Easter baking just hits different, doesn’t it? Pastel colors, chocolate everywhere, and an excuse to make treats that are almost too cute to eat. Almost. This year, I’m sharing one of those recipes that disappears fast—Easter Basket Sugar Cookie Cups—and yes, the kids are obsessed.
As my kids get older (and more helpful, finally 😄), they love jumping into the kitchen to make fun holiday snacks. These cookie cups are a perfect win-win: simple enough for little helpers, but cute enough to look like you went all out. IMO, that’s the sweet spot.
The “basket” starts with store-bought sugar cookie dough baked right in a muffin pan. Easy, no stress. Once baked, we add fluffy vanilla buttercream tinted green to look like grass—because Easter vibes matter. Top everything off with chocolate eggs, and suddenly you’ve got one of the most adorable Easter Desserts Cookies on the table.
These are ideal for March Baking Ideas, classroom parties, and honestly? They’re perfect Easy Easter Treats For School or Easter Treats For Kids School events where cute + simple is the goal. They also package beautifully in a Spring Dessert Box, FYI.
Selling treats this season? These cookie cups check all the boxes for Easter Baked Goods To Sell. They’re eye-catching, familiar, and festive without being fussy. Think Sugar Cookies Easter style, but upgraded into full-on Easter Themed Cookies status.
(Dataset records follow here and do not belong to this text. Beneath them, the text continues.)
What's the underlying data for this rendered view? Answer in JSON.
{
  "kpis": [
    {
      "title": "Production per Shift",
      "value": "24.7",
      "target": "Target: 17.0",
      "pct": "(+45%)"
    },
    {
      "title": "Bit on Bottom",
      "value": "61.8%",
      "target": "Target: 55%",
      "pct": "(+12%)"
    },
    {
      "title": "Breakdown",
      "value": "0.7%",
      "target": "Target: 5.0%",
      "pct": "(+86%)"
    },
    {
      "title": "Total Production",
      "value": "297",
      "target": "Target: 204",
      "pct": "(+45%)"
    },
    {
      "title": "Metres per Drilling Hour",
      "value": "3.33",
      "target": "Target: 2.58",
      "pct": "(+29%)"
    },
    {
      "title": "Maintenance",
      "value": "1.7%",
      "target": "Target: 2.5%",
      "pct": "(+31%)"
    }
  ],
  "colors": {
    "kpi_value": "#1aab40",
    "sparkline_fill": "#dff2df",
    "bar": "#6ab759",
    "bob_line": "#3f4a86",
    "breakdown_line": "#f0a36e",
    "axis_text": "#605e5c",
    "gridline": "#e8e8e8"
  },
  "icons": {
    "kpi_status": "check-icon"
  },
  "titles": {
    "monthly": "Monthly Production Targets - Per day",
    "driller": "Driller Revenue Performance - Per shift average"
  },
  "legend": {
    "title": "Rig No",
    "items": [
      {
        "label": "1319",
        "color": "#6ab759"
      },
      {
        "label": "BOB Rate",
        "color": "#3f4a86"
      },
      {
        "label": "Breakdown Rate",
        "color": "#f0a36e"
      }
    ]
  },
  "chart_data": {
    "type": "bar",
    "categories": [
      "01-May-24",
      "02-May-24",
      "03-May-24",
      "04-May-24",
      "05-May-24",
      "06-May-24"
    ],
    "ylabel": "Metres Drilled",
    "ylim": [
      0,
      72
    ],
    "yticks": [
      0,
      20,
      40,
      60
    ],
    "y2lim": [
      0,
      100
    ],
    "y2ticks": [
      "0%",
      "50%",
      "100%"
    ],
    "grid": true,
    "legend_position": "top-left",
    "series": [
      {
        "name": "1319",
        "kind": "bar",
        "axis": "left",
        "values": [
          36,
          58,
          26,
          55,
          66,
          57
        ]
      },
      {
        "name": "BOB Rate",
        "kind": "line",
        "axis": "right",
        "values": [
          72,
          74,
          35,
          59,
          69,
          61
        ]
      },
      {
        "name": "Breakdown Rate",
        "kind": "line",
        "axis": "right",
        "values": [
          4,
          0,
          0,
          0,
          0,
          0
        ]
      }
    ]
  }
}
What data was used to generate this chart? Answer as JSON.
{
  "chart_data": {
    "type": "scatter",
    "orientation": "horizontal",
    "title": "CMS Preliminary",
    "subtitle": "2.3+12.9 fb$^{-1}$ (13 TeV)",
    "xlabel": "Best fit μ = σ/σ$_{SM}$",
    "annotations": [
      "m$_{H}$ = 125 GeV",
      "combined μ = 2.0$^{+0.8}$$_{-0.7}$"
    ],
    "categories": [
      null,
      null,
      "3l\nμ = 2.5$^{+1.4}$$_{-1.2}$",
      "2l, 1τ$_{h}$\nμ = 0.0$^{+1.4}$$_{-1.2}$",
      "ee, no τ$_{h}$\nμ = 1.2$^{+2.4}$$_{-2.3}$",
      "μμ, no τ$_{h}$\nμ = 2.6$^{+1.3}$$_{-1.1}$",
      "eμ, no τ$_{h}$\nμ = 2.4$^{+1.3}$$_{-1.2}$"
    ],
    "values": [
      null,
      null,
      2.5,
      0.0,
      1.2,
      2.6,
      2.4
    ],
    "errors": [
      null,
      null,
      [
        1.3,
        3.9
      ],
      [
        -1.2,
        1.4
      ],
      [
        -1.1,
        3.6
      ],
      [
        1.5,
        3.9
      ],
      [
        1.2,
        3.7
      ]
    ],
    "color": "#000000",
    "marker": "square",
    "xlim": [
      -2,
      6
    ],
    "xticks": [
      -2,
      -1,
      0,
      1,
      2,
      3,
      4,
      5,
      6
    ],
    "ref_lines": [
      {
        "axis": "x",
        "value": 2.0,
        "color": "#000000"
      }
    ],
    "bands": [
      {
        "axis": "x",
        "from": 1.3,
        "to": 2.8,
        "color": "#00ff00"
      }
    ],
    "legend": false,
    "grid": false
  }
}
And if you’re wondering about variations or curious about How To Make Cadbury Egg Cookie Cups, don’t worry—that’s coming next. Because let’s be real… more chocolate is never a bad idea, right? 😉


Easter Basket Sugar Cookie Cups
Ingredients
Method
Coat two standard muffin pans generously with nonstick spray. Preheat your oven to 350°F (175°C).
Press one square of cookie dough into each muffin cavity. Bake for 10–14 minutes, watching closely toward the end.
While the cookies are still warm, gently press the center using the bottom of a shot glass, spice jar, or small cup to create a shallow well.
Let the cookie cups cool completely. Once cooled, prepare your buttercream and decorate as desired.
Notes
Helpful Tips for Best Results
-
Watch the bake time
You’re looking for lightly golden edges—not deep browning. Overbaking leads to dry, crumbly cookie cups. -
Go gentle when shaping
Press just enough to form a cavity. Too much force can crack the cookie. Minor cracks are totally fine—frosting hides everything. -
Prep your pan well
A well-sprayed muffin tin makes removal easy. Baking spray with flour is a great extra precaution. -
Cool before frosting
Warm cookies will soften or melt the buttercream. Patience pays off here. -
Easy release trick
Run a butter knife carefully around each cookie cup to lift it out cleanly.
Common Questions
What can I use to make the indentation?Anything flat-bottomed works: a tart tamper, shot glass, spice jar, measuring cup, or even a spoon and your fingers (very gently). How should leftovers be stored?
- Unfrosted cookie cups: airtight container at room temp for up to 1 week
- Decorated cookie cups: best enjoyed within 3 days
Yes! Freeze unfrosted cookie cups for up to 3 months. Thaw fully before decorating. Easy swaps and variations:
- Use store-bought frosting to save time
- Add Easter sprinkles inside or on top
- Swap candy eggs for pastel M&M’s or jelly beans
- Try pink or blue frosting instead of green
- Use another flat-style cookie dough flavor
Yes—bake the cookie cups up to 2 days in advance. Store airtight and decorate the day before serving for best flavor. No piping bag? No problem.
A zip-top bag with the corner snipped off works perfectly. You’ll still get a neat, bakery-style look.